この映画、わたしの街では上映されなくて、切歯扼腕してたんですが、ようやくDVDで観ることができました。
『リボルバー』を観たときは、どうなることやら、と思ったものですが、この映画は、まんま『ロック、ストック&トゥー・スモーキング・バレルズ』のノリなので、『ロック、ストック…』や『スナッチ』が好きなら、きっと楽しめると思います。
『ロック、ストック&トゥー・スモーキング・バレルズ』のノリというのはどういうノリかと言うと、舞台がロンドンで、キャラクターがやくざ者で、登場人物がやたら大勢出てきて、どいつもこいつもやたらお喋りで、それぞれがそれぞれの思惑により勝手放題やってたはずのことが、あちこちでパズルが組み合わさるみたいにカチカチと繋がっていって、一つのしっちゃかめっちゃかの絵ができあがる、というそういうノリです。

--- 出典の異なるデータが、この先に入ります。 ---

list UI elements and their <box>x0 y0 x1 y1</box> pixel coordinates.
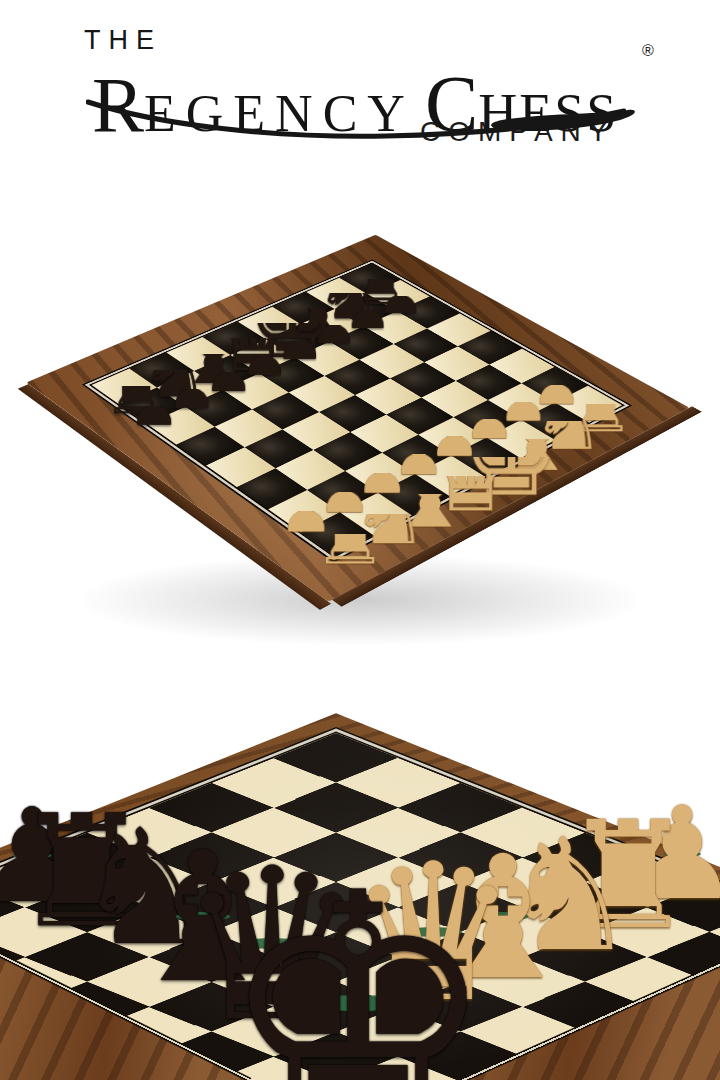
square-c6 <box>223 373 289 409</box>
square-d4 <box>319 395 386 432</box>
chess-board: ♜♞♝♛♚♝♞♜♟♟♟♟♟♟♟♟♟♟♟♟♟♟♟♟♜♞♝♛♚♝♞♜ <box>26 235 689 602</box>
square-a1: ♜ <box>301 512 374 555</box>
brand-the: THE <box>84 25 162 56</box>
swash-flourish-icon <box>86 98 646 146</box>
closeup-photo: ♟♟♜♜♞♞♝♝♛♛♚♚♛♛♝♝♞♞♜♜♟♟ <box>0 690 720 1080</box>
square-e4 <box>355 378 421 414</box>
middle-board-field: ♜♞♝♛♚♝♞♜♟♟♟♟♟♟♟♟♟♟♟♟♟♟♟♟♜♞♝♛♚♝♞♜ <box>92 264 622 556</box>
registered-trademark-icon: ® <box>642 42 654 60</box>
starting-position-photo: ♜♞♝♛♚♝♞♜♟♟♟♟♟♟♟♟♟♟♟♟♟♟♟♟♜♞♝♛♚♝♞♜ <box>0 160 720 680</box>
page-root: THE REGENCYCHESS ® COMPANY ♜♞♝♛♚♝♞♜♟♟♟♟♟… <box>0 0 720 1080</box>
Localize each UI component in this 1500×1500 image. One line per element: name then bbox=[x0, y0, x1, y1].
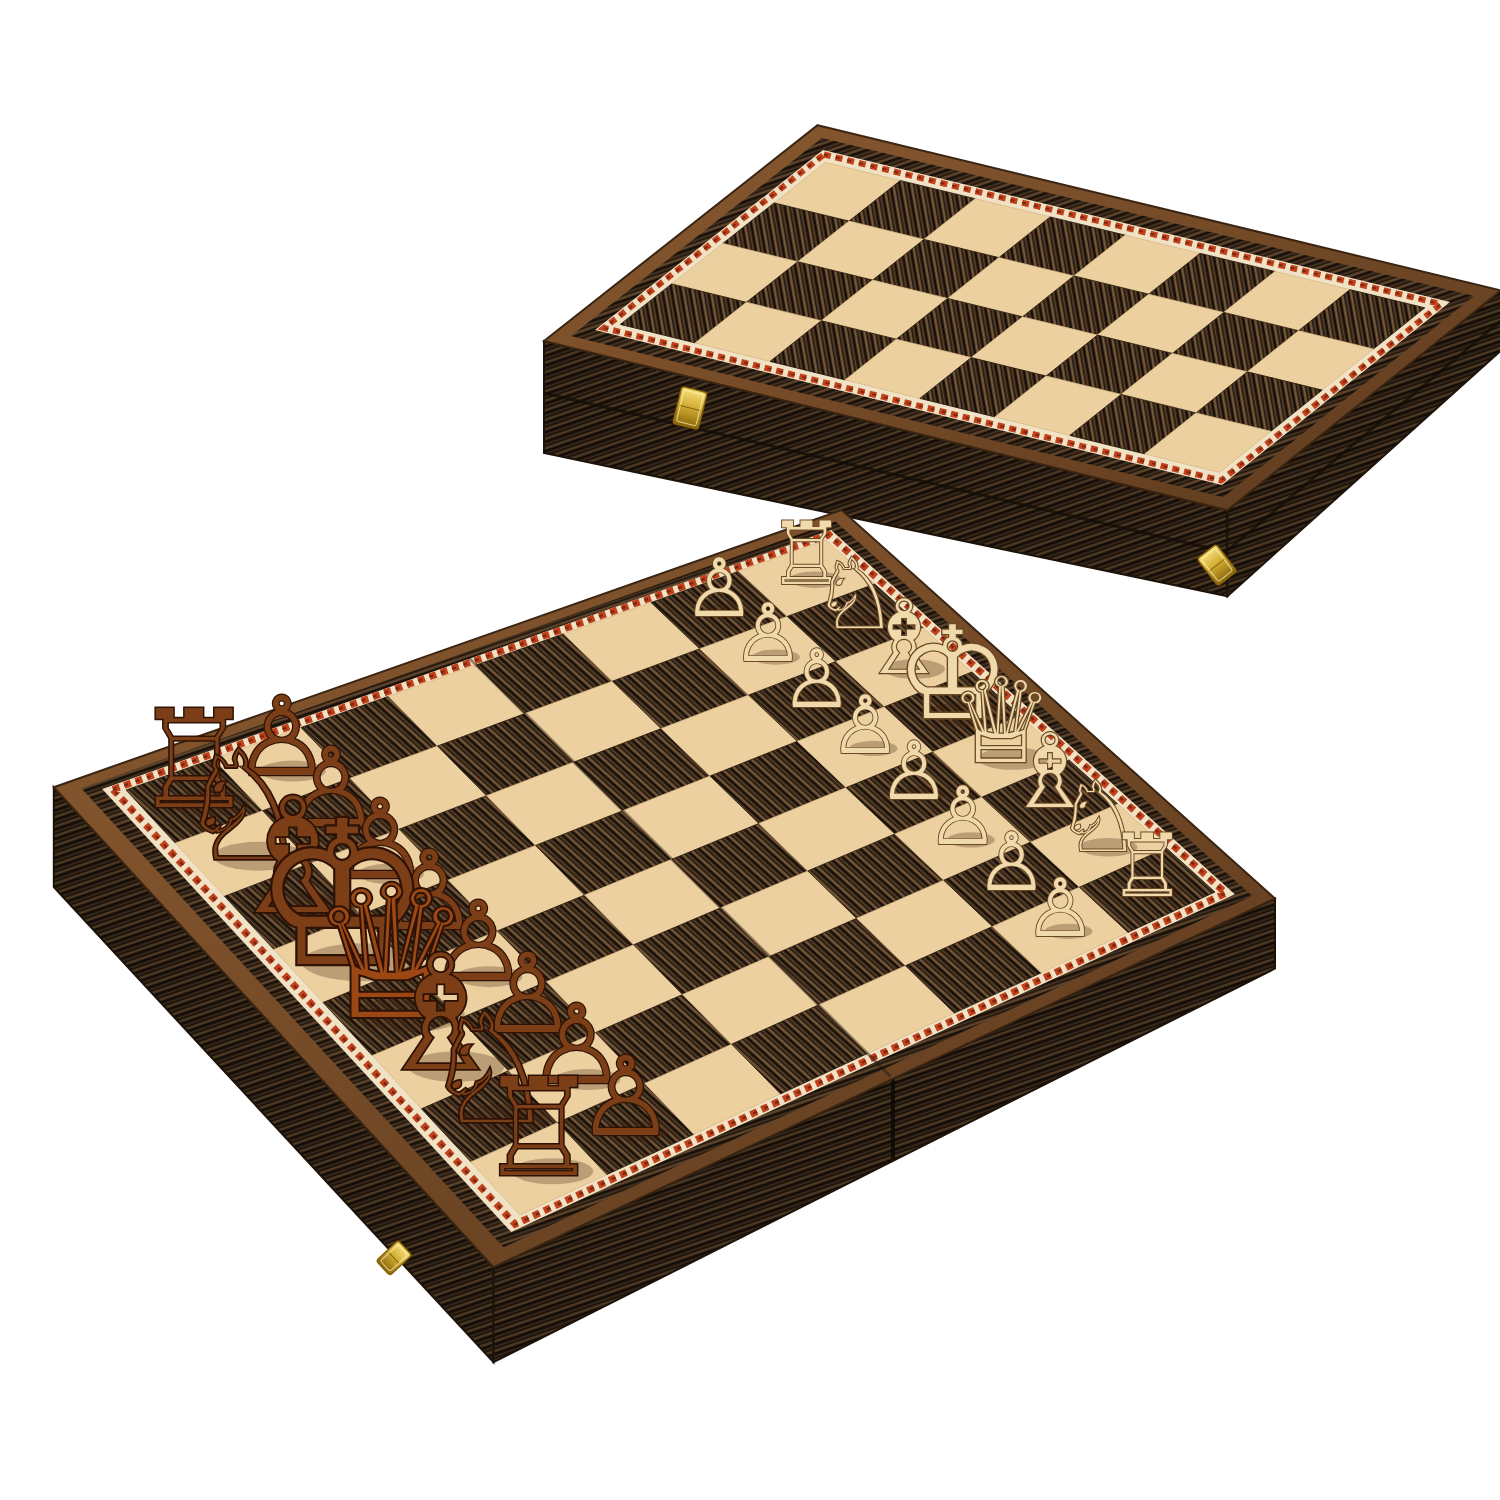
chess-piece-black-rook: ♖ bbox=[1108, 815, 1186, 917]
chess-piece-black-pawn: ♙ bbox=[1024, 862, 1096, 955]
piece-glyph-rook: ♖ bbox=[1108, 815, 1186, 917]
piece-glyph-pawn: ♙ bbox=[1024, 862, 1096, 955]
closed-box bbox=[544, 125, 1500, 596]
scene-svg: ♖♙♘♙♗♙♔♙♕♙♙♖♗♙♙♘♘♙♙♖♗♙♙♔♙♕♙♗♙♘♙♖ bbox=[0, 0, 1500, 1500]
piece-glyph-rook: ♖ bbox=[478, 1049, 600, 1207]
chess-piece-white-rook: ♖ bbox=[478, 1049, 600, 1207]
open-board: ♖♙♘♙♗♙♔♙♕♙♙♖♗♙♙♘♘♙♙♖♗♙♙♔♙♕♙♗♙♘♙♖ bbox=[54, 503, 1275, 1362]
product-photo-chess-set: Folding wooden chess set with walnut and… bbox=[0, 0, 1500, 1500]
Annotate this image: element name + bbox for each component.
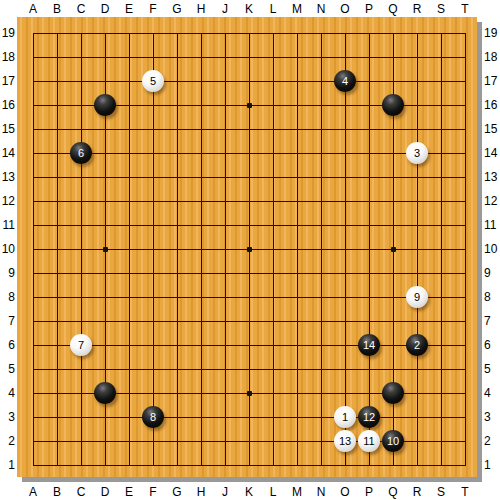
- board-intersection[interactable]: [357, 453, 381, 477]
- board-intersection[interactable]: [141, 117, 165, 141]
- board-intersection[interactable]: [357, 357, 381, 381]
- board-intersection[interactable]: [189, 21, 213, 45]
- board-intersection[interactable]: [45, 93, 69, 117]
- board-intersection[interactable]: [93, 45, 117, 69]
- board-intersection[interactable]: 12: [357, 405, 381, 429]
- board-intersection[interactable]: [453, 237, 477, 261]
- board-intersection[interactable]: [309, 45, 333, 69]
- board-intersection[interactable]: [117, 333, 141, 357]
- board-intersection[interactable]: [21, 405, 45, 429]
- board-intersection[interactable]: [381, 261, 405, 285]
- board-intersection[interactable]: [405, 213, 429, 237]
- board-intersection[interactable]: [261, 21, 285, 45]
- board-intersection[interactable]: [429, 381, 453, 405]
- board-intersection[interactable]: [69, 45, 93, 69]
- board-intersection[interactable]: [69, 69, 93, 93]
- board-intersection[interactable]: 10: [381, 429, 405, 453]
- board-intersection[interactable]: [213, 309, 237, 333]
- board-intersection[interactable]: [141, 213, 165, 237]
- board-intersection[interactable]: [333, 141, 357, 165]
- board-intersection[interactable]: [261, 453, 285, 477]
- board-intersection[interactable]: [261, 45, 285, 69]
- board-intersection[interactable]: [309, 237, 333, 261]
- board-intersection[interactable]: [21, 285, 45, 309]
- board-intersection[interactable]: [333, 333, 357, 357]
- board-intersection[interactable]: [357, 309, 381, 333]
- board-intersection[interactable]: [405, 309, 429, 333]
- board-intersection[interactable]: [45, 333, 69, 357]
- board-intersection[interactable]: [309, 189, 333, 213]
- board-intersection[interactable]: [117, 261, 141, 285]
- board-intersection[interactable]: [189, 69, 213, 93]
- board-intersection[interactable]: [237, 213, 261, 237]
- board-intersection[interactable]: [261, 309, 285, 333]
- board-intersection[interactable]: [213, 21, 237, 45]
- board-intersection[interactable]: [21, 189, 45, 213]
- board-intersection[interactable]: [333, 45, 357, 69]
- board-intersection[interactable]: 3: [405, 141, 429, 165]
- board-intersection[interactable]: [213, 237, 237, 261]
- board-intersection[interactable]: [429, 213, 453, 237]
- board-intersection[interactable]: [261, 381, 285, 405]
- board-intersection[interactable]: [165, 237, 189, 261]
- board-intersection[interactable]: [165, 213, 189, 237]
- board-intersection[interactable]: [165, 309, 189, 333]
- board-intersection[interactable]: [165, 69, 189, 93]
- board-intersection[interactable]: [333, 381, 357, 405]
- board-intersection[interactable]: [357, 117, 381, 141]
- board-intersection[interactable]: [141, 453, 165, 477]
- board-intersection[interactable]: [333, 213, 357, 237]
- board-intersection[interactable]: 1: [333, 405, 357, 429]
- board-intersection[interactable]: [141, 21, 165, 45]
- board-intersection[interactable]: [117, 285, 141, 309]
- board-intersection[interactable]: [309, 453, 333, 477]
- board-intersection[interactable]: [261, 213, 285, 237]
- board-intersection[interactable]: 4: [333, 69, 357, 93]
- board-intersection[interactable]: [93, 405, 117, 429]
- board-intersection[interactable]: [45, 405, 69, 429]
- board-intersection[interactable]: [285, 141, 309, 165]
- board-intersection[interactable]: [21, 45, 45, 69]
- board-intersection[interactable]: [309, 333, 333, 357]
- board-intersection[interactable]: [309, 261, 333, 285]
- board-intersection[interactable]: [453, 405, 477, 429]
- board-intersection[interactable]: [45, 165, 69, 189]
- board-intersection[interactable]: 11: [357, 429, 381, 453]
- board-intersection[interactable]: [213, 93, 237, 117]
- board-intersection[interactable]: [189, 453, 213, 477]
- board-intersection[interactable]: [189, 405, 213, 429]
- board-intersection[interactable]: [453, 429, 477, 453]
- board-intersection[interactable]: [69, 405, 93, 429]
- board-intersection[interactable]: [357, 21, 381, 45]
- board-intersection[interactable]: [141, 357, 165, 381]
- board-intersection[interactable]: [381, 309, 405, 333]
- board-intersection[interactable]: [45, 381, 69, 405]
- board-intersection[interactable]: [405, 21, 429, 45]
- board-intersection[interactable]: [213, 69, 237, 93]
- board-intersection[interactable]: [69, 429, 93, 453]
- board-intersection[interactable]: [405, 357, 429, 381]
- board-intersection[interactable]: 2: [405, 333, 429, 357]
- board-intersection[interactable]: [189, 213, 213, 237]
- board-intersection[interactable]: [213, 285, 237, 309]
- board-intersection[interactable]: [93, 237, 117, 261]
- board-intersection[interactable]: [309, 381, 333, 405]
- board-intersection[interactable]: [285, 285, 309, 309]
- board-intersection[interactable]: [237, 117, 261, 141]
- board-intersection[interactable]: [69, 165, 93, 189]
- board-intersection[interactable]: [261, 405, 285, 429]
- board-intersection[interactable]: [405, 237, 429, 261]
- board-intersection[interactable]: [429, 453, 453, 477]
- board-intersection[interactable]: [357, 285, 381, 309]
- board-intersection[interactable]: [261, 189, 285, 213]
- board-intersection[interactable]: [285, 453, 309, 477]
- board-intersection[interactable]: [237, 21, 261, 45]
- board-intersection[interactable]: [21, 69, 45, 93]
- board-intersection[interactable]: [213, 45, 237, 69]
- board-intersection[interactable]: [237, 453, 261, 477]
- board-intersection[interactable]: [93, 165, 117, 189]
- board-intersection[interactable]: [333, 189, 357, 213]
- board-intersection[interactable]: [189, 93, 213, 117]
- board-intersection[interactable]: [429, 69, 453, 93]
- board-intersection[interactable]: [429, 261, 453, 285]
- board-intersection[interactable]: 9: [405, 285, 429, 309]
- board-intersection[interactable]: [357, 189, 381, 213]
- board-intersection[interactable]: [189, 165, 213, 189]
- board-intersection[interactable]: [309, 285, 333, 309]
- board-intersection[interactable]: [381, 405, 405, 429]
- board-intersection[interactable]: [429, 309, 453, 333]
- board-intersection[interactable]: [357, 237, 381, 261]
- board-intersection[interactable]: [189, 333, 213, 357]
- board-intersection[interactable]: [381, 141, 405, 165]
- board-intersection[interactable]: [285, 21, 309, 45]
- board-intersection[interactable]: [237, 357, 261, 381]
- board-intersection[interactable]: [141, 45, 165, 69]
- board-intersection[interactable]: [429, 285, 453, 309]
- board-intersection[interactable]: [285, 213, 309, 237]
- board-intersection[interactable]: [69, 285, 93, 309]
- board-intersection[interactable]: [429, 93, 453, 117]
- board-intersection[interactable]: [309, 117, 333, 141]
- board-intersection[interactable]: [141, 237, 165, 261]
- board-intersection[interactable]: [405, 261, 429, 285]
- board-intersection[interactable]: [285, 309, 309, 333]
- board-intersection[interactable]: [285, 237, 309, 261]
- board-intersection[interactable]: [165, 405, 189, 429]
- board-intersection[interactable]: [93, 141, 117, 165]
- board-intersection[interactable]: [93, 189, 117, 213]
- board-intersection[interactable]: [405, 69, 429, 93]
- board-intersection[interactable]: [309, 429, 333, 453]
- board-intersection[interactable]: [309, 405, 333, 429]
- board-intersection[interactable]: [165, 165, 189, 189]
- board-intersection[interactable]: [357, 165, 381, 189]
- board-intersection[interactable]: [381, 237, 405, 261]
- board-intersection[interactable]: [453, 117, 477, 141]
- board-intersection[interactable]: [189, 261, 213, 285]
- board-intersection[interactable]: [117, 237, 141, 261]
- board-intersection[interactable]: [309, 93, 333, 117]
- board-intersection[interactable]: [261, 285, 285, 309]
- board-intersection[interactable]: [309, 213, 333, 237]
- board-intersection[interactable]: [333, 21, 357, 45]
- board-intersection[interactable]: [381, 357, 405, 381]
- board-intersection[interactable]: [213, 453, 237, 477]
- board-intersection[interactable]: [213, 261, 237, 285]
- board-intersection[interactable]: [237, 189, 261, 213]
- board-intersection[interactable]: [261, 357, 285, 381]
- board-intersection[interactable]: [453, 141, 477, 165]
- board-intersection[interactable]: [45, 69, 69, 93]
- board-intersection[interactable]: [213, 189, 237, 213]
- board-intersection[interactable]: [69, 189, 93, 213]
- board-intersection[interactable]: [237, 45, 261, 69]
- board-intersection[interactable]: [141, 261, 165, 285]
- board-intersection[interactable]: [429, 189, 453, 213]
- board-intersection[interactable]: 14: [357, 333, 381, 357]
- board-intersection[interactable]: [21, 453, 45, 477]
- board-intersection[interactable]: [189, 429, 213, 453]
- board-intersection[interactable]: [381, 69, 405, 93]
- board-intersection[interactable]: [93, 21, 117, 45]
- board-intersection[interactable]: [357, 93, 381, 117]
- board-intersection[interactable]: [165, 333, 189, 357]
- board-intersection[interactable]: [213, 213, 237, 237]
- board-intersection[interactable]: [285, 333, 309, 357]
- board-intersection[interactable]: [237, 309, 261, 333]
- board-intersection[interactable]: [141, 165, 165, 189]
- board-intersection[interactable]: [117, 429, 141, 453]
- board-intersection[interactable]: [21, 333, 45, 357]
- board-intersection[interactable]: [429, 117, 453, 141]
- board-intersection[interactable]: [285, 189, 309, 213]
- board-intersection[interactable]: [237, 237, 261, 261]
- board-intersection[interactable]: [165, 285, 189, 309]
- board-intersection[interactable]: [165, 453, 189, 477]
- board-intersection[interactable]: [93, 93, 117, 117]
- board-intersection[interactable]: [429, 357, 453, 381]
- board-intersection[interactable]: [333, 117, 357, 141]
- board-intersection[interactable]: [453, 189, 477, 213]
- board-intersection[interactable]: [45, 237, 69, 261]
- board-intersection[interactable]: [21, 357, 45, 381]
- board-intersection[interactable]: [261, 333, 285, 357]
- board-intersection[interactable]: [429, 141, 453, 165]
- board-intersection[interactable]: [165, 381, 189, 405]
- board-intersection[interactable]: [165, 21, 189, 45]
- board-intersection[interactable]: [405, 429, 429, 453]
- board-intersection[interactable]: [117, 213, 141, 237]
- board-intersection[interactable]: [117, 69, 141, 93]
- board-intersection[interactable]: [309, 141, 333, 165]
- board-intersection[interactable]: [453, 453, 477, 477]
- board-intersection[interactable]: [21, 261, 45, 285]
- board-intersection[interactable]: [405, 45, 429, 69]
- board-intersection[interactable]: [93, 381, 117, 405]
- board-intersection[interactable]: [453, 357, 477, 381]
- board-intersection[interactable]: [453, 69, 477, 93]
- board-intersection[interactable]: [189, 189, 213, 213]
- board-intersection[interactable]: [309, 309, 333, 333]
- board-intersection[interactable]: [21, 141, 45, 165]
- board-intersection[interactable]: [45, 45, 69, 69]
- board-intersection[interactable]: [69, 21, 93, 45]
- board-intersection[interactable]: [453, 309, 477, 333]
- board-intersection[interactable]: [453, 93, 477, 117]
- board-intersection[interactable]: [285, 165, 309, 189]
- board-intersection[interactable]: [285, 45, 309, 69]
- board-intersection[interactable]: [117, 357, 141, 381]
- board-intersection[interactable]: [141, 93, 165, 117]
- board-intersection[interactable]: [93, 117, 117, 141]
- board-intersection[interactable]: [165, 189, 189, 213]
- board-intersection[interactable]: [453, 165, 477, 189]
- board-intersection[interactable]: [333, 237, 357, 261]
- board-intersection[interactable]: [285, 405, 309, 429]
- board-intersection[interactable]: [69, 117, 93, 141]
- board-intersection[interactable]: [141, 141, 165, 165]
- board-intersection[interactable]: [309, 357, 333, 381]
- board-intersection[interactable]: [237, 381, 261, 405]
- board-intersection[interactable]: [93, 261, 117, 285]
- board-intersection[interactable]: [69, 309, 93, 333]
- board-intersection[interactable]: [213, 141, 237, 165]
- board-intersection[interactable]: [117, 141, 141, 165]
- board-intersection[interactable]: [453, 45, 477, 69]
- board-intersection[interactable]: [141, 285, 165, 309]
- board-intersection[interactable]: [117, 45, 141, 69]
- board-intersection[interactable]: [189, 285, 213, 309]
- board-intersection[interactable]: [141, 333, 165, 357]
- board-intersection[interactable]: [381, 189, 405, 213]
- board-intersection[interactable]: [261, 141, 285, 165]
- board-intersection[interactable]: [429, 429, 453, 453]
- board-intersection[interactable]: [45, 117, 69, 141]
- board-intersection[interactable]: [333, 453, 357, 477]
- board-intersection[interactable]: [213, 429, 237, 453]
- board-intersection[interactable]: [285, 69, 309, 93]
- board-intersection[interactable]: [357, 261, 381, 285]
- board-intersection[interactable]: [285, 117, 309, 141]
- board-intersection[interactable]: [165, 429, 189, 453]
- board-intersection[interactable]: [381, 21, 405, 45]
- board-intersection[interactable]: [381, 93, 405, 117]
- board-intersection[interactable]: [45, 357, 69, 381]
- board-intersection[interactable]: [237, 285, 261, 309]
- board-intersection[interactable]: [429, 237, 453, 261]
- board-intersection[interactable]: [261, 237, 285, 261]
- board-intersection[interactable]: [165, 45, 189, 69]
- board-intersection[interactable]: [21, 93, 45, 117]
- board-intersection[interactable]: [93, 453, 117, 477]
- board-intersection[interactable]: [381, 285, 405, 309]
- board-intersection[interactable]: [117, 93, 141, 117]
- board-intersection[interactable]: [69, 357, 93, 381]
- board-intersection[interactable]: [237, 405, 261, 429]
- board-intersection[interactable]: [381, 213, 405, 237]
- board-intersection[interactable]: [405, 189, 429, 213]
- board-intersection[interactable]: [93, 429, 117, 453]
- board-intersection[interactable]: [45, 213, 69, 237]
- board-intersection[interactable]: [141, 429, 165, 453]
- board-intersection[interactable]: [285, 381, 309, 405]
- board-intersection[interactable]: [453, 381, 477, 405]
- board-intersection[interactable]: [405, 93, 429, 117]
- board-intersection[interactable]: [261, 165, 285, 189]
- board-intersection[interactable]: [69, 381, 93, 405]
- board-intersection[interactable]: [285, 357, 309, 381]
- board-intersection[interactable]: [165, 141, 189, 165]
- board-intersection[interactable]: [117, 21, 141, 45]
- board-intersection[interactable]: 6: [69, 141, 93, 165]
- board-intersection[interactable]: [45, 453, 69, 477]
- board-intersection[interactable]: [261, 69, 285, 93]
- board-intersection[interactable]: [333, 309, 357, 333]
- board-intersection[interactable]: [189, 381, 213, 405]
- board-intersection[interactable]: [117, 189, 141, 213]
- board-intersection[interactable]: [45, 189, 69, 213]
- board-intersection[interactable]: [213, 381, 237, 405]
- board-intersection[interactable]: [93, 285, 117, 309]
- board-intersection[interactable]: [357, 213, 381, 237]
- board-intersection[interactable]: [93, 69, 117, 93]
- board-intersection[interactable]: [333, 165, 357, 189]
- board-intersection[interactable]: [69, 93, 93, 117]
- board-intersection[interactable]: [45, 429, 69, 453]
- board-intersection[interactable]: [333, 285, 357, 309]
- board-intersection[interactable]: [69, 237, 93, 261]
- board-intersection[interactable]: 8: [141, 405, 165, 429]
- board-intersection[interactable]: [237, 69, 261, 93]
- board-intersection[interactable]: [381, 333, 405, 357]
- board-intersection[interactable]: [21, 21, 45, 45]
- board-intersection[interactable]: [405, 165, 429, 189]
- board-intersection[interactable]: [21, 213, 45, 237]
- board-intersection[interactable]: [93, 357, 117, 381]
- board-intersection[interactable]: [333, 357, 357, 381]
- board-intersection[interactable]: [21, 237, 45, 261]
- board-intersection[interactable]: [405, 117, 429, 141]
- board-intersection[interactable]: [405, 405, 429, 429]
- board-intersection[interactable]: [189, 45, 213, 69]
- board-intersection[interactable]: [165, 93, 189, 117]
- board-intersection[interactable]: [189, 237, 213, 261]
- board-intersection[interactable]: [165, 261, 189, 285]
- board-intersection[interactable]: [21, 429, 45, 453]
- board-intersection[interactable]: [117, 381, 141, 405]
- board-intersection[interactable]: [357, 141, 381, 165]
- board-intersection[interactable]: [381, 381, 405, 405]
- board-intersection[interactable]: [237, 93, 261, 117]
- board-intersection[interactable]: [189, 141, 213, 165]
- board-intersection[interactable]: [333, 261, 357, 285]
- board-intersection[interactable]: [453, 261, 477, 285]
- board-intersection[interactable]: [213, 117, 237, 141]
- board-intersection[interactable]: [93, 333, 117, 357]
- board-intersection[interactable]: [45, 309, 69, 333]
- board-intersection[interactable]: [309, 165, 333, 189]
- board-intersection[interactable]: [21, 381, 45, 405]
- board-intersection[interactable]: [237, 333, 261, 357]
- board-intersection[interactable]: [381, 165, 405, 189]
- board-intersection[interactable]: [141, 309, 165, 333]
- board-intersection[interactable]: [213, 333, 237, 357]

なんとなく、ジェラルド・バトラーが主演のような扱いになっているようですが、実際の中心人物は、トム・ウィルキンソン演じるヤクザのボスで、その右腕を演じるマーク・ストロングが狂言回し、と見せかけて、後半はストロングが主役の座に躍り出ます。
バトラーでもストロングでも、主役はだれでも、イケメンが活躍してくれれば、わたしは別に構わなくてよ(笑)。
不動産バブルに湧くロンドンで、一儲けを夢見て不動産投資に手を出したワンツー(ジェラルド・バトラー)とその仲間たちは、逆に地元裏社会のボス、レニー・コール(トム・ウィルキンソン)に多額の借金を負ってしまう。
そんなワンツーに近づいてきた美人会計士ステラ(タンディ・ニュートン)の情報により、ワンツーは棚ボタ式に大金を手に入れるが、それにはまた別の裏があった。
一方、レニーもまた、今までのやり方が通じない新興勢力、ロシア人ディベロッパーに苦汁を飲まされる日々だった。
最初にビックリするのがウィルキンソンの訛。ウィルキンソンって、ほかの映画では、割と教育のある喋り方をする印象があるのですが、この映画のかれは、ロンドンの下町訛丸出しです。一瞬、ダレかと思った。喋り方で、人間、これほど違って見えるとは。
そしてウィルキンソンは、訛っているからといって、純朴ないいひとなんかではもちろん全くなく、登場シーンからしてすでに、利己的で粗暴で冷酷で貪欲でずる賢い、非常にいやぁな男であるのみならず、かれが妻の連れ子に対してどういう振る舞いをしてきたかを知るに及んで(小さな子どもを殴るために、男が腰のベルトをはずす瞬間、っていうのは、女子どもの悪夢の中に棲む「男の中の最悪の部分」の象徴であると思うです)、観客はこの男が大嫌いになる。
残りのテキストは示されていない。